Bosnian Croat leader Dragan Covic is only a tool of the politics of Bosnian Serb leader Milorad Dodik, sociology professor Slavo Kukic told N1 on Monday about the alliance between the two politicians.
Dodik is the leader of the Alliance of Independent Social Democrats (SNSD) and will be swapping his post of President of the Serb-dominated semi-autonomous Republika Srpska (RS) entity in Bosnia for the position of the Bosnian Serb member of the state Presidency after the results of the October General Election are implemented.
He has been advocating for the secession of the RS from Bosnia for years.
Covic, who is the leader of the Croat Democratic Union (HDZ), the main Bosnian Croat ethnic-oriented party in the country, has been advocating for Bosnia being composed of ethnic-majority electoral units, implying a structure similar to another entity for Bosnian Croats in the country.
“Based on experience, I do not believe that their cooperation can be for the good of this country,” Kukic said.

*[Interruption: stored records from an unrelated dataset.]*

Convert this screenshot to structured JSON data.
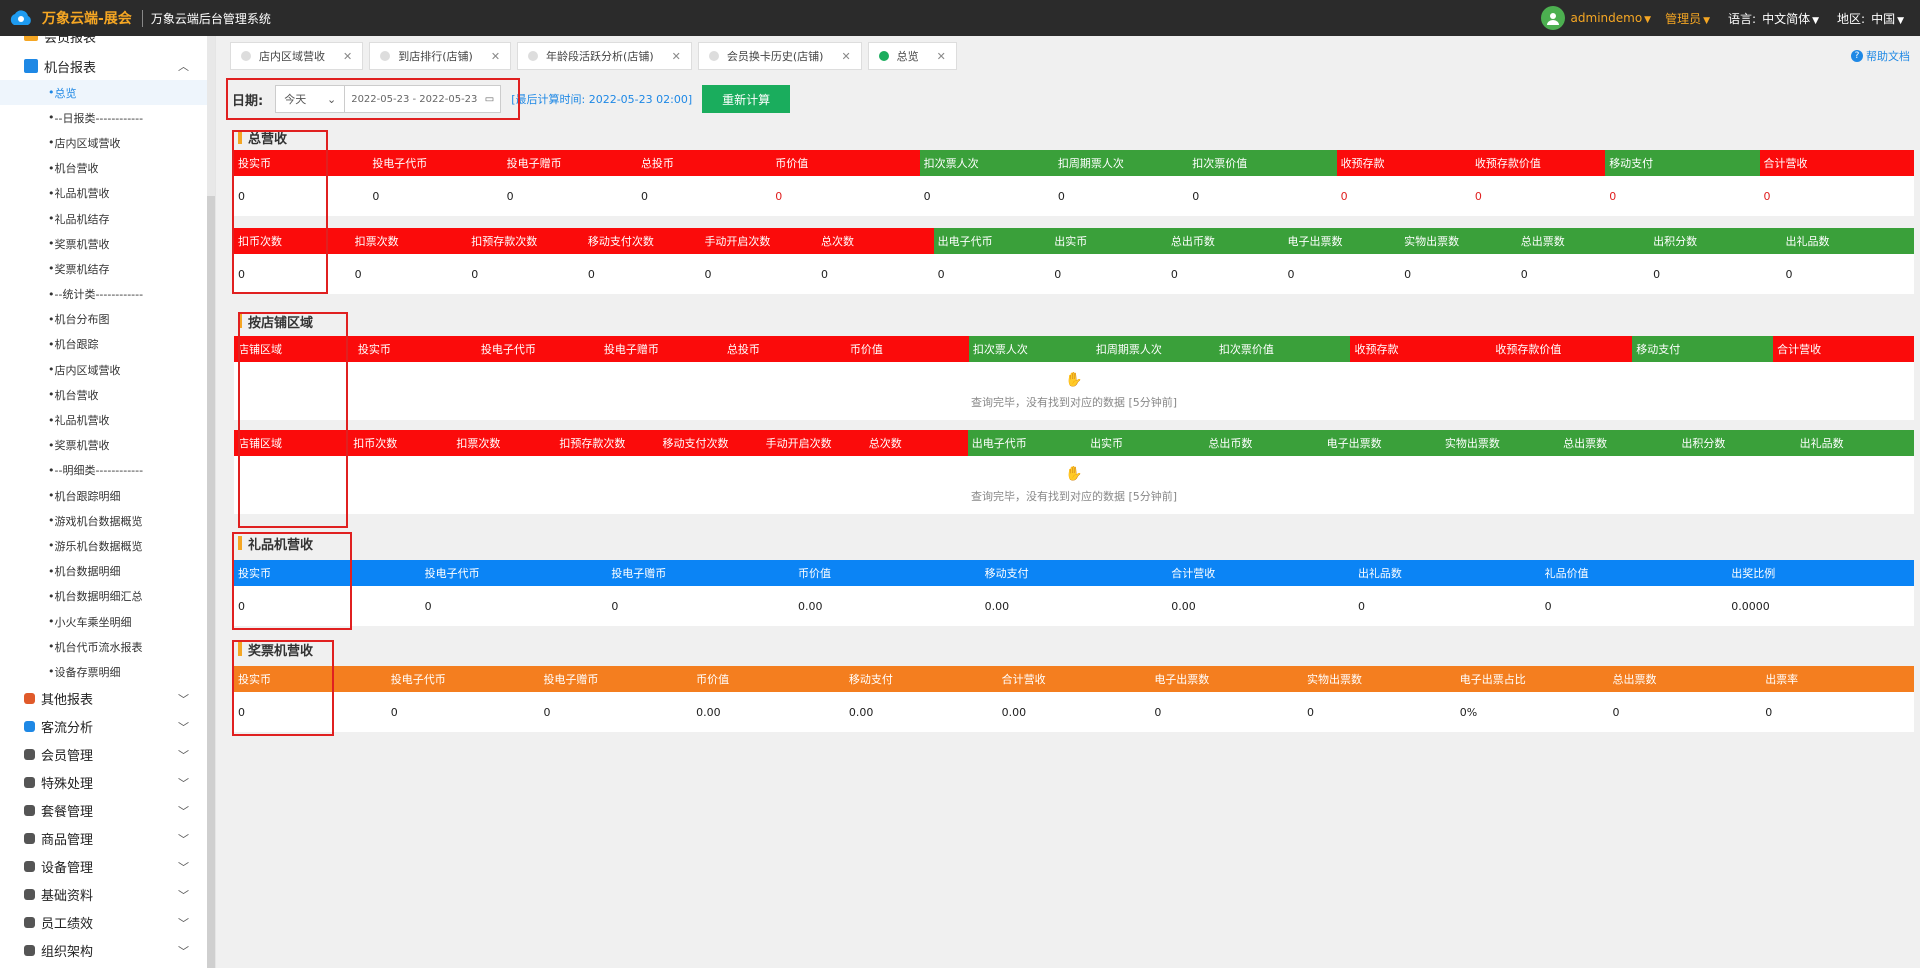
{
  "topbar": {
    "brand": "万象云端-展会",
    "system_name": "万象云端后台管理系统",
    "username": "admindemo",
    "role": "管理员",
    "language_label": "语言:",
    "language_value": "中文简体",
    "region_label": "地区:",
    "region_value": "中国"
  },
  "sidebar": {
    "top_group": "会员报表",
    "machine_group": "机台报表",
    "items": [
      "总览",
      "--日报类------------",
      "店内区域营收",
      "机台营收",
      "礼品机营收",
      "礼品机结存",
      "奖票机营收",
      "奖票机结存",
      "--统计类------------",
      "机台分布图",
      "机台跟踪",
      "店内区域营收",
      "机台营收",
      "礼品机营收",
      "奖票机营收",
      "--明细类------------",
      "机台跟踪明细",
      "游戏机台数据概览",
      "游乐机台数据概览",
      "机台数据明细",
      "机台数据明细汇总",
      "小火车乘坐明细",
      "机台代币流水报表",
      "设备存票明细"
    ],
    "groups": [
      "其他报表",
      "客流分析",
      "会员管理",
      "特殊处理",
      "套餐管理",
      "商品管理",
      "设备管理",
      "基础资料",
      "员工绩效",
      "组织架构"
    ]
  },
  "tabs": [
    {
      "label": "店内区域营收"
    },
    {
      "label": "到店排行(店铺)"
    },
    {
      "label": "年龄段活跃分析(店铺)"
    },
    {
      "label": "会员换卡历史(店铺)"
    },
    {
      "label": "总览"
    }
  ],
  "help_label": "帮助文档",
  "filter": {
    "date_label": "日期:",
    "period": "今天",
    "range": "2022-05-23 - 2022-05-23",
    "last_calc": "[最后计算时间: 2022-05-23 02:00]",
    "recalc_button": "重新计算"
  },
  "sections": {
    "total": {
      "title": "总营收",
      "row1_headers": [
        "投实币",
        "投电子代币",
        "投电子赠币",
        "总投币",
        "币价值",
        "扣次票人次",
        "扣周期票人次",
        "扣次票价值",
        "收预存款",
        "收预存款价值",
        "移动支付",
        "合计营收"
      ],
      "row1_values": [
        "0",
        "0",
        "0",
        "0",
        "0",
        "0",
        "0",
        "0",
        "0",
        "0",
        "0",
        "0"
      ],
      "row2_headers": [
        "扣币次数",
        "扣票次数",
        "扣预存款次数",
        "移动支付次数",
        "手动开启次数",
        "总次数",
        "出电子代币",
        "出实币",
        "总出币数",
        "电子出票数",
        "实物出票数",
        "总出票数",
        "出积分数",
        "出礼品数"
      ],
      "row2_values": [
        "0",
        "0",
        "0",
        "0",
        "0",
        "0",
        "0",
        "0",
        "0",
        "0",
        "0",
        "0",
        "0",
        "0"
      ]
    },
    "store_area": {
      "title": "按店铺区域",
      "row1_headers": [
        "店铺区域",
        "投实币",
        "投电子代币",
        "投电子赠币",
        "总投币",
        "币价值",
        "扣次票人次",
        "扣周期票人次",
        "扣次票价值",
        "收预存款",
        "收预存款价值",
        "移动支付",
        "合计营收"
      ],
      "row2_headers": [
        "店铺区域",
        "扣币次数",
        "扣票次数",
        "扣预存款次数",
        "移动支付次数",
        "手动开启次数",
        "总次数",
        "出电子代币",
        "出实币",
        "总出币数",
        "电子出票数",
        "实物出票数",
        "总出票数",
        "出积分数",
        "出礼品数"
      ],
      "empty_text": "查询完毕，没有找到对应的数据 [5分钟前]"
    },
    "gift": {
      "title": "礼品机营收",
      "headers": [
        "投实币",
        "投电子代币",
        "投电子赠币",
        "币价值",
        "移动支付",
        "合计营收",
        "出礼品数",
        "礼品价值",
        "出奖比例"
      ],
      "values": [
        "0",
        "0",
        "0",
        "0.00",
        "0.00",
        "0.00",
        "0",
        "0",
        "0.0000"
      ]
    },
    "ticket": {
      "title": "奖票机营收",
      "headers": [
        "投实币",
        "投电子代币",
        "投电子赠币",
        "币价值",
        "移动支付",
        "合计营收",
        "电子出票数",
        "实物出票数",
        "电子出票占比",
        "总出票数",
        "出票率"
      ],
      "values": [
        "0",
        "0",
        "0",
        "0.00",
        "0.00",
        "0.00",
        "0",
        "0",
        "0%",
        "0",
        "0"
      ]
    }
  },
  "colors": {
    "red": "#fb0b0b",
    "green": "#3aa03a",
    "blue": "#0b84f5",
    "orange": "#f47e1f",
    "accent_green": "#1aad5d",
    "brand_orange": "#f5a623"
  }
}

According to the academic, “it seems that Dodik is the one leading, and Covic is only an instrument of his politics,” and while it stays that way, “Dodik will remain Covic’s partner.”
Their cooperation is not in the interest of Serbs or Croats, he said, adding that such a narrative is only shielding their joint private interests.
He pointed out that the US blacklisted Dodik and said that Covic “anticipates that he could also end up like that.”
The US has in 2017 imposed sanctions against Dodik for obstructing the implementation of the Dayton Peace Agreement, which ended the 1992-1995 war in Bosnia.
Kukic said that Covic changed his stance toward the west and now he is saying that Western powers should not interfere in the internal relations in Bosnia.
He concluded that Covic's “love for the West has decreased and that he could seek a partner in Moscow.”
“I believe that Dodik is hurrying to form the government as soon as possible, but Covic is not, because the situation in the country suits him,” Kukic said, adding that if there is ever a split between them, it will be because of that fact.
There are two critical interests for which Covic needs Dodik’s help, the professor alleged.
“One of them is a Constitutional reconstruction of the country that would ensure him unquestionable power, and the other is (pushing for) an election law which would make the HDZ’s rule permanent,” Kukic said.
The professor expressed hope that Bosnian Croats will abandon Covic and his party.
He called Covic and Dodik the “most damaging duo” for Bosnia, while those who want good for the country are “a silent mass of liberally-oriented citizens,” he said.